Justice of the High Court Division of Bangladesh
- Incumbent
- Assumed office 30 April 1994

Personal details
- Born: March 18, 1970 (age 56)
- Profession: Justice

= Mohammad Ullah (judge) =

Bangladeshi Judge

Mohammad Ullah is a justice of the High Court Division of the Bangladesh Supreme Court.

==Early life==
Mohammad was born on 18 March 1970. He has bachelor's and master's degrees in law.

==Career==
Mohammad became a lawyer in the District Courts on 30 April 1994. He started practicing in the High Court on 12 August 1995.

Mohammad became a lawyer in the Appellate Division of the Supreme Court of Bangladesh on 13 January 2011. On 20 October, he was appointed an additional judge of the High Court Division.

On 7 October 2013, Mohammad was made a permanent judge of the High Court Division.

In July 2015, Mohammad and Justice Farid Ahmed denied bail to a British-Bangladeshi jihadist who came to Bangladesh to recruit for the Islamic State. In September Mohammad and Justice Shamim Hasnain blocked the government attempt to impose value added tax on English medium schools in Bangladesh.

Mohammad and Justice Quazi Reza-Ul Hoque ordered the government to collect land development tax at enhanced rates for one year following a petition from a farmer in Barisal. Mohammad and Justice Quazi Reza-Ul Hoque ordered the Inspector General of Police to transfer out assistant superintendent of police Saiful Islam for torturing a prisoner in custody in Patuakhali District.
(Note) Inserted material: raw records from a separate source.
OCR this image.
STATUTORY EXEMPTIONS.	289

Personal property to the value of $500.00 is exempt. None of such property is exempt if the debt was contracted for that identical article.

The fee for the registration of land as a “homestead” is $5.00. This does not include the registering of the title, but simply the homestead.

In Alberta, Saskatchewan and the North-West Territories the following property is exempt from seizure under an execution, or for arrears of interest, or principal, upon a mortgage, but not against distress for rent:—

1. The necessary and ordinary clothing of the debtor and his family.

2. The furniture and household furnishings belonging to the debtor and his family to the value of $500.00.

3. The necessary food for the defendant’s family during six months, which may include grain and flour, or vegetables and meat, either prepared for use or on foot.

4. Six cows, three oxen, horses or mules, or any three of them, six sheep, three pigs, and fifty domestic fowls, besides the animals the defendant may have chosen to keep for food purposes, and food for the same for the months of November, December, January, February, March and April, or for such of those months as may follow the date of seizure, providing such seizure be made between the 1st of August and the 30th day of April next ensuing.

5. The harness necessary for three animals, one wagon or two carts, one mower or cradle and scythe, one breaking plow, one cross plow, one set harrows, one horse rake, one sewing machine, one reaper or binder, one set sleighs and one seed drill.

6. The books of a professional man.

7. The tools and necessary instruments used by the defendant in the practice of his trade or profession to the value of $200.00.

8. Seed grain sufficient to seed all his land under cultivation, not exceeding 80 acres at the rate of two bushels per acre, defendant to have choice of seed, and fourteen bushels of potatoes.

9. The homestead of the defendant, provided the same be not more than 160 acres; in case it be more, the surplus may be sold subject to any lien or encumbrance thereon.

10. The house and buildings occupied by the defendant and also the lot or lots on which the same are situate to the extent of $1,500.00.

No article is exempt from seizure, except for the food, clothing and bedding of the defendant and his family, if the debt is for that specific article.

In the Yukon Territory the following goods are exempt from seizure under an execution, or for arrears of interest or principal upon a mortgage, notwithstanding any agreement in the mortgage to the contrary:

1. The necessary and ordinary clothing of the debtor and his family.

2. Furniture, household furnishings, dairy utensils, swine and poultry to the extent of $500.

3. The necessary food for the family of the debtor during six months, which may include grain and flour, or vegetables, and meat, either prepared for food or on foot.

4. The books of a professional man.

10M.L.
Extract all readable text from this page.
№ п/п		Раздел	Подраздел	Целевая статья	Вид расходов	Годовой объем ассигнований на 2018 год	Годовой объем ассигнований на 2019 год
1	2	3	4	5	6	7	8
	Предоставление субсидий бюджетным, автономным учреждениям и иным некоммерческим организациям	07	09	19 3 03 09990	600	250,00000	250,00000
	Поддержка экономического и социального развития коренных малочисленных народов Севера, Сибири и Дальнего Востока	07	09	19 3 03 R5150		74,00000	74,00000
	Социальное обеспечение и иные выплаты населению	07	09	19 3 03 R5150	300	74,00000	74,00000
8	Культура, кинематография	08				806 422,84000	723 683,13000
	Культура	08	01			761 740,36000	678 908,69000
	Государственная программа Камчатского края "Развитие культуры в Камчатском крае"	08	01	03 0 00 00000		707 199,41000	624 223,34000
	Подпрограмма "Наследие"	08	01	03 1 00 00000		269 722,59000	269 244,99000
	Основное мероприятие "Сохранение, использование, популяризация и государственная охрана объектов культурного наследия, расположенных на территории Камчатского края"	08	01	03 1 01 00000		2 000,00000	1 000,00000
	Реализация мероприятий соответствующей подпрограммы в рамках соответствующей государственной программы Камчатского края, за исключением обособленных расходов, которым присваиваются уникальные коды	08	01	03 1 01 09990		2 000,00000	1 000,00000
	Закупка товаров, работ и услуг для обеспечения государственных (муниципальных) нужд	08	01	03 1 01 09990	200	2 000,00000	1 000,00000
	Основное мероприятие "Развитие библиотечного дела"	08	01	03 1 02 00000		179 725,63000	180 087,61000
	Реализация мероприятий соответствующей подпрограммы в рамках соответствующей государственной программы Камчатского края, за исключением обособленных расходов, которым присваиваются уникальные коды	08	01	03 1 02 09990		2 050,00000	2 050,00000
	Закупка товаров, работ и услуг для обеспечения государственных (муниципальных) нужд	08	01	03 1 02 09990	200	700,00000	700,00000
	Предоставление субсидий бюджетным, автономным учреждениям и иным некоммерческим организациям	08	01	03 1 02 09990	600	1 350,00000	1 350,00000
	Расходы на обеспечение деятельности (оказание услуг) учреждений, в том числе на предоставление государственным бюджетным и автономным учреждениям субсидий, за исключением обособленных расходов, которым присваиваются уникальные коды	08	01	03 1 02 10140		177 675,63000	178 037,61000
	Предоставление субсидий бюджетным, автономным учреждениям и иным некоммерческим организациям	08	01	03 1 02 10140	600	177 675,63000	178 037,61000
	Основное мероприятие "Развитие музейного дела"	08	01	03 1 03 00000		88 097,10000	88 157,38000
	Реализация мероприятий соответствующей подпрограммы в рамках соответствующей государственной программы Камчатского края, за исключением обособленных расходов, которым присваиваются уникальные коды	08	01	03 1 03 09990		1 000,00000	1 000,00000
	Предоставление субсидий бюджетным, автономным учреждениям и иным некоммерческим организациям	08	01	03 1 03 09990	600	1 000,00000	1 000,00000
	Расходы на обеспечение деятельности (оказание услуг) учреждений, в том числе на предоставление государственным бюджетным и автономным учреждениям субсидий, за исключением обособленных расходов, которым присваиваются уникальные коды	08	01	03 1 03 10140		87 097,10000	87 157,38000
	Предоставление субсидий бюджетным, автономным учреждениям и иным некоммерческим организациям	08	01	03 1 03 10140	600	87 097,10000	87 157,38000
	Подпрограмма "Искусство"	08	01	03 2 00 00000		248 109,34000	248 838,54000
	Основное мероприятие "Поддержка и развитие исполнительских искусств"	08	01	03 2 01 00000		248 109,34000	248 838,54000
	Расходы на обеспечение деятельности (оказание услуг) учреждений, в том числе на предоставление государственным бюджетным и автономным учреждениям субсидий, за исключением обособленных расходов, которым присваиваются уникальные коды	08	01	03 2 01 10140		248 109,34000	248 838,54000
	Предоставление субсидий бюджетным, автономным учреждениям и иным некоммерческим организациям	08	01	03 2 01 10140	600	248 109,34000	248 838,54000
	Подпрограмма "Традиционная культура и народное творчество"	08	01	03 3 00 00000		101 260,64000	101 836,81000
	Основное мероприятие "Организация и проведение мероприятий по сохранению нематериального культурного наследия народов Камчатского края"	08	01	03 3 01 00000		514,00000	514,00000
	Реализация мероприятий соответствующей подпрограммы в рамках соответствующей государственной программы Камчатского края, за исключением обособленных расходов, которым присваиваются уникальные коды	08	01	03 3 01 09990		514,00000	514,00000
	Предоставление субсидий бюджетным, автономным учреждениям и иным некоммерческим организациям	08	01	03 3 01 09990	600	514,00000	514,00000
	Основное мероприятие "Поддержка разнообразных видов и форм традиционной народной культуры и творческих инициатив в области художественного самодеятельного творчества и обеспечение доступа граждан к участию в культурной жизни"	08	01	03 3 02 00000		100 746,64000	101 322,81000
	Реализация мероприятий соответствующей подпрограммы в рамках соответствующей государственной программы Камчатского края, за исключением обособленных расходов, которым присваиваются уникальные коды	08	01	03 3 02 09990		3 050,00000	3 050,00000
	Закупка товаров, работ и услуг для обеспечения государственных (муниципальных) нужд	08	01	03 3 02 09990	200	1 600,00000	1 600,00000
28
Ullah and Justice Quazi Reza-Ul Hoque banned pneumatic horns in Bangladesh in November 2017 to limit sound pollution. On 13 December 2017, Justice Quazi Reza-Ul Hoque and Mohammad censured upazila nirbahi officer and executive magistrate Mohammad Nooruzzaman of Lakshmipur Sadar Upazila and additional deputy commissioner Sheikh Morshedul Islam of Lakshmipur District for abuse of power.

In December 2019, Mohammad and Justice Gobinda Chandra Tagore criticized Dhaka Water Supply and Sewerage Authority for its failure to stop all lines dumping raw sewage in the Buriganga River according to the 2011 High Court verdict. It cautioned the managing director of the authority, Taqsem A Khan.

Mohammad and Justice Gobinda Chandra Thakur ordered the Department of Immigration and Passports to issue a passport to student activist Nurul Haque Nur in March 2020.